The beauty of working from coffee shops is the low-level buzz of activity. Conversations float in and out of earshot, someone’s always Instagramming their latte art, and the Wi-Fi password is inevitably hidden behind the till. But somehow, it works.
Sure, there’s the occasional noisy toddler or the guy who doesn’t quite understand coffee shop etiquette and thinks a Zoom call on speaker is acceptable in public (it's not). But there’s something about the atmosphere that makes you feel like a proper, functioning adult smashing through your work.
Results:
Typing Speed: 72 WPM (+4)
Pomodoro Sessions: 12 per day (+2)
Calories Burned: 450 (thank you, four trips to the toilet and one emergency socket hunt)
Cost: £16 per day (ouch)
Social Interaction Score: 8/10 (Barista small talk = instant mood booster)
The Winner?
Drum roll please… It’s not quite black and white, more of a frothy caramel macchiato situation, (bare with).

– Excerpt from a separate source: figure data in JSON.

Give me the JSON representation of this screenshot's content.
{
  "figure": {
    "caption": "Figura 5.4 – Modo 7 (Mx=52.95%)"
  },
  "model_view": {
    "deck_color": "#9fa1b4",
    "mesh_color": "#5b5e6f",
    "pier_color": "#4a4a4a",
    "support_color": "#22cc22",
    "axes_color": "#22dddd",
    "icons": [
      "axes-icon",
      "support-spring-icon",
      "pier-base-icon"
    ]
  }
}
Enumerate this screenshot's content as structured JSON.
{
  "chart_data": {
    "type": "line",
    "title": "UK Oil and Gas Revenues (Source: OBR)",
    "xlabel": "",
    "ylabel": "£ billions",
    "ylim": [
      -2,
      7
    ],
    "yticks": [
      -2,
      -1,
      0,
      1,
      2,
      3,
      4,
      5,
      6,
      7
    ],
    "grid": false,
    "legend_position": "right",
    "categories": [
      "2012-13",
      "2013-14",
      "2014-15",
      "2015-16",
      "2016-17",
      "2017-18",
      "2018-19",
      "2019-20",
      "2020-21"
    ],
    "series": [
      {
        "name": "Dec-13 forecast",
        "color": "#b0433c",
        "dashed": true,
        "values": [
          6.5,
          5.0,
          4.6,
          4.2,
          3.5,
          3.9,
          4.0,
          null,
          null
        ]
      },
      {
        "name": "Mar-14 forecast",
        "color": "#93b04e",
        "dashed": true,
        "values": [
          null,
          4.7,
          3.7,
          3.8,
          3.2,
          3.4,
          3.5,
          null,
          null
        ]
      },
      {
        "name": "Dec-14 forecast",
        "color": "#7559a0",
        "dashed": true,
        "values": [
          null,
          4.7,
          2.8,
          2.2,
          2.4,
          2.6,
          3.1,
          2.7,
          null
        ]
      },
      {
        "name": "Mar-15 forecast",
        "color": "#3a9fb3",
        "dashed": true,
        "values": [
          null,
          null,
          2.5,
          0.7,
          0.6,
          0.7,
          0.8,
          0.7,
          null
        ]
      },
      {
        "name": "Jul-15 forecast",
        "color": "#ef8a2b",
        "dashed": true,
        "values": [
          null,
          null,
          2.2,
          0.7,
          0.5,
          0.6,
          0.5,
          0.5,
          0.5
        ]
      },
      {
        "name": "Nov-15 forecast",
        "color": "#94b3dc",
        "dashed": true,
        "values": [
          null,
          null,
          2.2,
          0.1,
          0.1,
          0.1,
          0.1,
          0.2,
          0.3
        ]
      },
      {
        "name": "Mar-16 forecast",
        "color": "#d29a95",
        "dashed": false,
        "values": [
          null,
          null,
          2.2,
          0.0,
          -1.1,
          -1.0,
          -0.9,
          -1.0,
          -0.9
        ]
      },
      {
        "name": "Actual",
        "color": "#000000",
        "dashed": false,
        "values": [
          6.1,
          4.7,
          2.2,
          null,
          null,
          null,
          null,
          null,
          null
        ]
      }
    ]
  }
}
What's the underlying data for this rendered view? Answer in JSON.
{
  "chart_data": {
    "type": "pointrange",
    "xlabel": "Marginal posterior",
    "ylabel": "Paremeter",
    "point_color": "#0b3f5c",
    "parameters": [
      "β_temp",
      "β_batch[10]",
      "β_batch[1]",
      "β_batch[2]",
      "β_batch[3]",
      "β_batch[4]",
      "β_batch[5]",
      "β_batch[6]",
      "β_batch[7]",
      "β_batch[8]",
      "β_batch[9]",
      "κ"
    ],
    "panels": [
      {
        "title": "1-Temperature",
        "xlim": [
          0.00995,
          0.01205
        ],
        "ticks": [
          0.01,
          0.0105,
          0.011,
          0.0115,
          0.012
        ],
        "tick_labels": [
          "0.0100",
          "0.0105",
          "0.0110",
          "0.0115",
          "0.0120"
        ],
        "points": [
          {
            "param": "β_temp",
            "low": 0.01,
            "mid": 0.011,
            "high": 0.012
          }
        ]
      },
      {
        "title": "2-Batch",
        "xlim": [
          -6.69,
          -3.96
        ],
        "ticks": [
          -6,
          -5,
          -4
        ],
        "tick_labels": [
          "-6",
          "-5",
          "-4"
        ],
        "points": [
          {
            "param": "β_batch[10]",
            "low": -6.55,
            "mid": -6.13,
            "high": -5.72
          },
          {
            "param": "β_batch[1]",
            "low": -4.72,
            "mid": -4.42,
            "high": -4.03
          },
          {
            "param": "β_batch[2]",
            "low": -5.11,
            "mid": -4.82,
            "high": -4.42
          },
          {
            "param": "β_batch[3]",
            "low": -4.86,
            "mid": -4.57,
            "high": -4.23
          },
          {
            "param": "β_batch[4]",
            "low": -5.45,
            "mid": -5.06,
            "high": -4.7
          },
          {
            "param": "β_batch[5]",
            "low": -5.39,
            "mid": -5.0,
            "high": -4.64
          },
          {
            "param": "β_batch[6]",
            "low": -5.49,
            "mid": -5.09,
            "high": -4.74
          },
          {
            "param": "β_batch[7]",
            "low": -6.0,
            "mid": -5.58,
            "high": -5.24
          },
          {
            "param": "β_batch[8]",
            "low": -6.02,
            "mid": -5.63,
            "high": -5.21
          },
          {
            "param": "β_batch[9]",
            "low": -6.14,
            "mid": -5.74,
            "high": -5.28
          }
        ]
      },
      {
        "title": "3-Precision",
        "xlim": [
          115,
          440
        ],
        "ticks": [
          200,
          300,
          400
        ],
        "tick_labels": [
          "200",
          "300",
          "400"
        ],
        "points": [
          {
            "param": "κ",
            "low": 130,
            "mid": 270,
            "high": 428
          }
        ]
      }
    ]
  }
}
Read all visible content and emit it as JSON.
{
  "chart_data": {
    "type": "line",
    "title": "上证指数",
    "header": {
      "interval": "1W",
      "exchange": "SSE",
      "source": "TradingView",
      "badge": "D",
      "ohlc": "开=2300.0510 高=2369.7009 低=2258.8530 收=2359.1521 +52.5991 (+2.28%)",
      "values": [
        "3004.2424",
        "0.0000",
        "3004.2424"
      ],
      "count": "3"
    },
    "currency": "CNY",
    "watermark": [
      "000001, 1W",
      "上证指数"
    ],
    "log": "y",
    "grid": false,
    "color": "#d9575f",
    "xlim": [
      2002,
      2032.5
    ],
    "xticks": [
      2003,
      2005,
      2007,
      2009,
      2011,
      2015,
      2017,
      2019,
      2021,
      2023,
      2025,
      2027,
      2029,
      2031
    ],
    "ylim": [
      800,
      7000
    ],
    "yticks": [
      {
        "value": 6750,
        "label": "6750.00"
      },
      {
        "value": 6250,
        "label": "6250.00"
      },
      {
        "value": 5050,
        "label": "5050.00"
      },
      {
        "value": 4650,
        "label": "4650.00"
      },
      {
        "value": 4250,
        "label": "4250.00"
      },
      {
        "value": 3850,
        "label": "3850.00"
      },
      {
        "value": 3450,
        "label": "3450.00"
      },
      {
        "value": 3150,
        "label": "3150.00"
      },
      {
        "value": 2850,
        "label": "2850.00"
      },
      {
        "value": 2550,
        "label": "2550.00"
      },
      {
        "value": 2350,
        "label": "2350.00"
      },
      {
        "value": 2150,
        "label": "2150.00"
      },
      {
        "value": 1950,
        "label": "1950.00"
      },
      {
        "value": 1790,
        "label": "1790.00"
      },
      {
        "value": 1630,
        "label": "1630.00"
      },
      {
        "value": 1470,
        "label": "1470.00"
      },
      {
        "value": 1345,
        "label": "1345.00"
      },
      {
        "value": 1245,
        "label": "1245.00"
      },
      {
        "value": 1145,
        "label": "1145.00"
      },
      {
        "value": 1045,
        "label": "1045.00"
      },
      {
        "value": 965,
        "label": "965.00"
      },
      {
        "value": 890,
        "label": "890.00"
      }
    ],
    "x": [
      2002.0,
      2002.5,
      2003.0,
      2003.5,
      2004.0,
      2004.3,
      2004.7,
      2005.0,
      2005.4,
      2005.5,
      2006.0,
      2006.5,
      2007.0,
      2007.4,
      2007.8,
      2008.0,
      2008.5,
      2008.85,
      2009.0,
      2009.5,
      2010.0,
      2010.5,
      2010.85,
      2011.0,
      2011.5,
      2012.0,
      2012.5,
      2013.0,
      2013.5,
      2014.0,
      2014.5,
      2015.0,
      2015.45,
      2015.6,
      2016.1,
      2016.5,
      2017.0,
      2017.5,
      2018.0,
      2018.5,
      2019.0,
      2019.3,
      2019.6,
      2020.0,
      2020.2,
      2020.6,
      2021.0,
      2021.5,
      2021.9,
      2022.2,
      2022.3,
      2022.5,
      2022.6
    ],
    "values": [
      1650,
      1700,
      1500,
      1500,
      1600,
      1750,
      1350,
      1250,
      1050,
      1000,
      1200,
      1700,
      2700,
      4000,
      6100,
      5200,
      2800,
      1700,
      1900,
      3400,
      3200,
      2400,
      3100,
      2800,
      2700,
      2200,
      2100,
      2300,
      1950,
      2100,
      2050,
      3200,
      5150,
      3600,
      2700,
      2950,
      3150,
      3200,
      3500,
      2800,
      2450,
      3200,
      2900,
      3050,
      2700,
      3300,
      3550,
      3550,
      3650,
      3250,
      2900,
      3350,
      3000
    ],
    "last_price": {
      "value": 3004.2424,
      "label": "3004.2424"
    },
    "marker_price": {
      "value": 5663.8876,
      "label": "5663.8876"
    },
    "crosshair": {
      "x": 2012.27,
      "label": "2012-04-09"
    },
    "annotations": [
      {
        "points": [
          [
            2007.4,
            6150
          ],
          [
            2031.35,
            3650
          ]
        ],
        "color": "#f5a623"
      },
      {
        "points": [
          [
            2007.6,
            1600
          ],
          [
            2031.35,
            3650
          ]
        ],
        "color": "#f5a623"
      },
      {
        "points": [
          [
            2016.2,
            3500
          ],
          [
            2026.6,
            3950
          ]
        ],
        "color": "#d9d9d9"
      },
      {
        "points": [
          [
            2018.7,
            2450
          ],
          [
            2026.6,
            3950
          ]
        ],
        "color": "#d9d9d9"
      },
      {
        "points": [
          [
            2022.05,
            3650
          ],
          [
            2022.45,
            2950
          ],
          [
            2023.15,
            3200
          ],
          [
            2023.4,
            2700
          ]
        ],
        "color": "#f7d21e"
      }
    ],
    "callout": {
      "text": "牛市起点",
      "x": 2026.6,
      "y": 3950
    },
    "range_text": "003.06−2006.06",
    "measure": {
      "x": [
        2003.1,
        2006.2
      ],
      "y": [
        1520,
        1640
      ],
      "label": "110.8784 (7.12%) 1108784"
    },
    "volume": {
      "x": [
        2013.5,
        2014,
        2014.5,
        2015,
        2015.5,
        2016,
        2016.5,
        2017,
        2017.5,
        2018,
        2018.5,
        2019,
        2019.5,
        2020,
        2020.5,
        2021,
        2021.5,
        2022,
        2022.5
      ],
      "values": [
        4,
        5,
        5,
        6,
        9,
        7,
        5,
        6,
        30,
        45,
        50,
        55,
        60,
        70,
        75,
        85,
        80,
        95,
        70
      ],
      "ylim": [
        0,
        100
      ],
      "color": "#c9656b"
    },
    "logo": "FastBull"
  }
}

For heads-down deep work? The home office still wins. But for creativity, energy, and a mood boost? Coffee shops take the crown. The hybrid model, a couple of days at home, a couple out in the wild, might just be the ultimate productivity recipe though!
Final Thoughts
Working from coffee shops isn't just about the caffeine fix, it's a whole mood. And if this experiment proves anything, it's that where you work isn't just about productivity, it's about how you feel doing it.
Now, who's up for a loyalty card loyalty scheme comparison next?